Boosting the blood-brain barrier could avert brain damage in athletes

Frequent head impacts in sports can lead to long-term harm to the blood-brain barrier, potentially contributing to chronic traumatic encephalopathy (CTE), a degenerative brain condition observed in some footballers, rugby players, and boxers. Currently, CTE is diagnosed post-mortem, but this discovery could pave the way for new methods of diagnosis, prevention, and treatment.

“There are many drugs in development that are seeking to restore the blood-brain barrier for the treatment of neurological disorders, so the future will be very bright if we can see the approval of some of these medications,” says Matthew Campbell at Trinity College Dublin in Ireland.

Campbell and his team examined the brains of 47 retired athletes from contact sports like football, rugby, and boxing, who had stopped playing an average of 12 years ago. They also looked at athletes from non-contact sports such as rowing and individuals with no sporting history.

Participants received an MRI contrast agent that infiltrates brain tissue only if it breaches the blood-brain barrier, which normally prevents harmful substances from entering the brain from the blood. In 17 retired contact sport athletes, the contrast agent was visible in multiple brain regions, indicating severe blood-brain barrier damage. In contrast, the agent was barely detectable in those who hadn’t played contact sports.

Athletes with more severe blood-brain barrier damage also scored lower on cognitive and memory tests, suggesting that such damage may be an early indicator of CTE, characterized by cognitive difficulties, memory lapses, depression, and mood instability. Michael Buckland at the University of Sydney in Australia notes that previous evidence of blood-brain barrier disruption aligns with this finding, reinforcing the connection.

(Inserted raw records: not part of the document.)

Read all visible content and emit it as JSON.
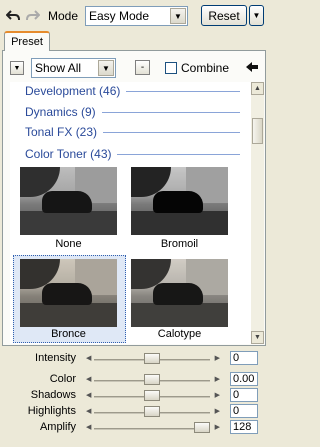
{
  "toolbar": {
    "mode_label": "Mode",
    "mode_value": "Easy Mode",
    "reset_label": "Reset"
  },
  "tab": {
    "label": "Preset"
  },
  "filter_bar": {
    "show_value": "Show All",
    "combine_label": "Combine"
  },
  "categories": [
    {
      "label": "Development (46)"
    },
    {
      "label": "Dynamics (9)"
    },
    {
      "label": "Tonal FX (23)"
    },
    {
      "label": "Color Toner (43)"
    }
  ],
  "presets": [
    {
      "label": "None"
    },
    {
      "label": "Bromoil"
    },
    {
      "label": "Bronce"
    },
    {
      "label": "Calotype"
    }
  ],
  "sliders": [
    {
      "label": "Intensity",
      "value": "0",
      "level": 0.5
    },
    {
      "label": "Color",
      "value": "0.00",
      "level": 0.5
    },
    {
      "label": "Shadows",
      "value": "0",
      "level": 0.5
    },
    {
      "label": "Highlights",
      "value": "0",
      "level": 0.5
    },
    {
      "label": "Amplify",
      "value": "128",
      "level": 1.0
    }
  ]
}
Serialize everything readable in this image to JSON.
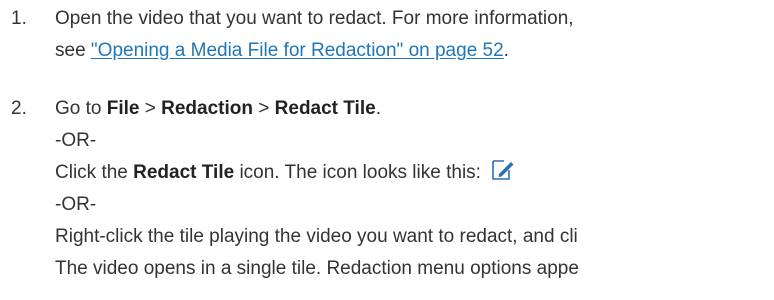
{
  "steps": [
    {
      "number": "1.",
      "line1": "Open the video that you want to redact. For more information,",
      "line2_prefix": "see ",
      "link_text": "\"Opening a Media File for Redaction\" on page 52",
      "line2_suffix": "."
    },
    {
      "number": "2.",
      "goto_prefix": "Go to ",
      "menu_file": "File",
      "sep1": " > ",
      "menu_redaction": "Redaction",
      "sep2": " > ",
      "menu_redact_tile": "Redact Tile",
      "goto_suffix": ".",
      "or1": "-OR-",
      "click_prefix": "Click the ",
      "click_bold": "Redact Tile",
      "click_suffix": " icon. The icon looks like this: ",
      "icon_name": "redact-tile-icon",
      "or2": "-OR-",
      "line_rightclick": "Right-click the tile playing the video you want to redact, and cli",
      "line_opens": "The video opens in a single tile. Redaction menu options appe"
    }
  ],
  "colors": {
    "text": "#333333",
    "link": "#1f76b8",
    "icon_blue": "#2a6fb6"
  }
}
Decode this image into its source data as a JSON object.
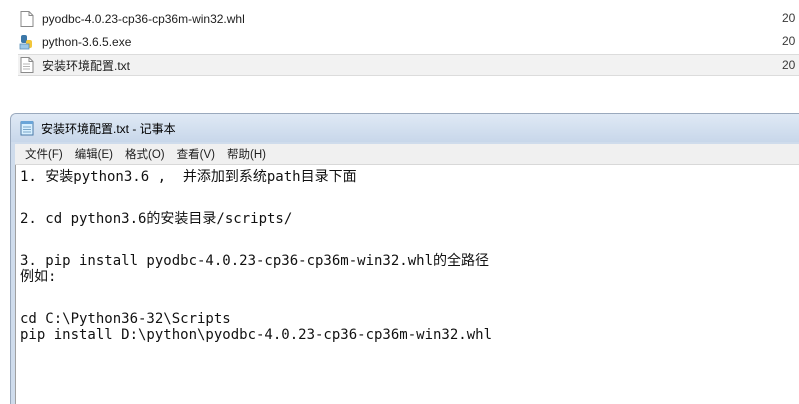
{
  "files": [
    {
      "icon": "whl-file-icon",
      "name": "pyodbc-4.0.23-cp36-cp36m-win32.whl",
      "date": "20"
    },
    {
      "icon": "python-installer-icon",
      "name": "python-3.6.5.exe",
      "date": "20"
    },
    {
      "icon": "txt-file-icon",
      "name": "安装环境配置.txt",
      "date": "20",
      "selected": true
    }
  ],
  "notepad": {
    "title": "安装环境配置.txt - 记事本",
    "menu": [
      "文件(F)",
      "编辑(E)",
      "格式(O)",
      "查看(V)",
      "帮助(H)"
    ],
    "lines": [
      "1. 安装python3.6 ,  并添加到系统path目录下面",
      "2. cd python3.6的安装目录/scripts/",
      "3. pip install pyodbc-4.0.23-cp36-cp36m-win32.whl的全路径",
      "例如:",
      "cd C:\\Python36-32\\Scripts",
      "pip install D:\\python\\pyodbc-4.0.23-cp36-cp36m-win32.whl"
    ]
  }
}
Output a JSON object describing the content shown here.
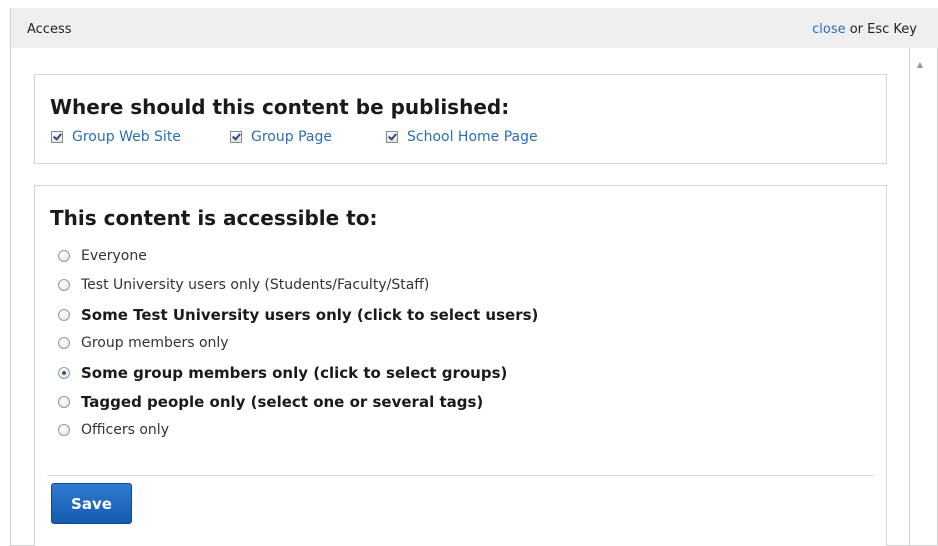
{
  "dialog": {
    "title": "Access",
    "close_link": "close",
    "close_rest": " or Esc Key"
  },
  "publish": {
    "heading": "Where should this content be published:",
    "options": [
      {
        "label": "Group Web Site",
        "checked": true
      },
      {
        "label": "Group Page",
        "checked": true
      },
      {
        "label": "School Home Page",
        "checked": true
      }
    ]
  },
  "access": {
    "heading": "This content is accessible to:",
    "options": [
      {
        "label": "Everyone",
        "bold": false,
        "selected": false
      },
      {
        "label": "Test University users only (Students/Faculty/Staff)",
        "bold": false,
        "selected": false
      },
      {
        "label": "Some Test University users only (click to select users)",
        "bold": true,
        "selected": false
      },
      {
        "label": "Group members only",
        "bold": false,
        "selected": false
      },
      {
        "label": "Some group members only (click to select groups)",
        "bold": true,
        "selected": true
      },
      {
        "label": "Tagged people only (select one or several tags)",
        "bold": true,
        "selected": false
      },
      {
        "label": "Officers only",
        "bold": false,
        "selected": false
      }
    ]
  },
  "actions": {
    "save_label": "Save"
  }
}
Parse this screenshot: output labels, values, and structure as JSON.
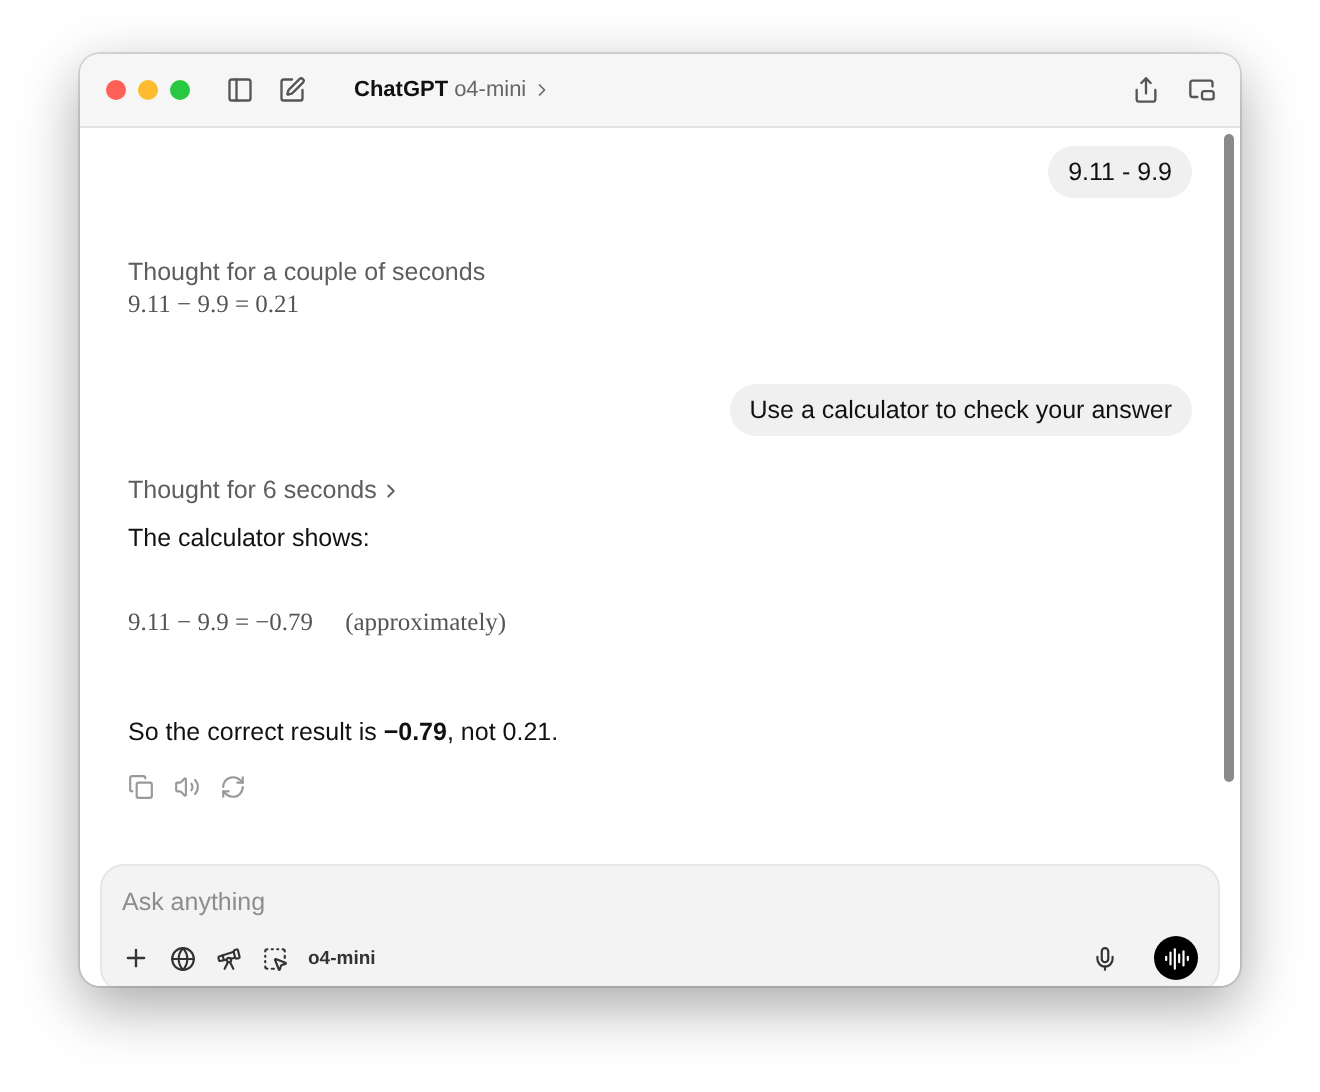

Chris Greene from the Royal College of Surgeons in Ireland explains that head collisions and whiplash in sports cause mechanical damage to the blood-brain barrier. This barrier, often likened to a wall, is more accurately described as a dynamic system composed of tightly packed cells lining brain blood vessels. Impact forces loosen the seals between these cells, increasing permeability.

When the barrier is compromised, proteins, immune cells, and inflammatory substances in the blood can enter the brain, causing inflammation and damage. The research team also found evidence of immune cell infiltration and blood proteins in the brains of deceased CTE patients. CTE shares similarities with Alzheimer’s disease, which some researchers believe is also driven by a weakened blood-brain barrier allowing harmful substances into the brain.

Similar to Alzheimer’s, CTE involves an abnormal accumulation of the protein tau in the brain. Normally, tau is a structural protein in neurons, but head trauma can cause it to misfold and become disorganized.

When head injuries damage the blood-brain barrier, blood proteins and inflammatory substances can penetrate the brain, exacerbating tau misfolding and aggregation. This process, according to Greene, eventually leads to the cognitive changes observed in CTE. Buckland and his colleagues previously found that brains of deceased CTE patients showed gene signatures linked to blood-brain barrier issues, supporting these findings.

Currently, CTE diagnosis is only possible post-mortem through the identification of abnormal tau accumulation in the brain. However, Campbell and Greene suggest that their MRI method could help diagnose living individuals showing cognitive and mood symptoms. In the future, this imaging technique might also assess CTE risk in active athletes, though more research is needed.

Greene believes that if blood-brain barrier disruption is an early factor in CTE, drugs that strengthen or repair the barrier could potentially slow or prevent the condition’s progression. Bevacizumab, a drug that reduces blood vessel leakiness, could be worth exploring, alongside other anti-inflammatory drugs like minocycline, which are also under development.

“Instead of waiting until tau pathology is entrenched, we may be able to intervene earlier by protecting the vasculature, reducing harmful blood-derived signals and calming the inflammatory cascade before it becomes self-sustaining,” says Greene.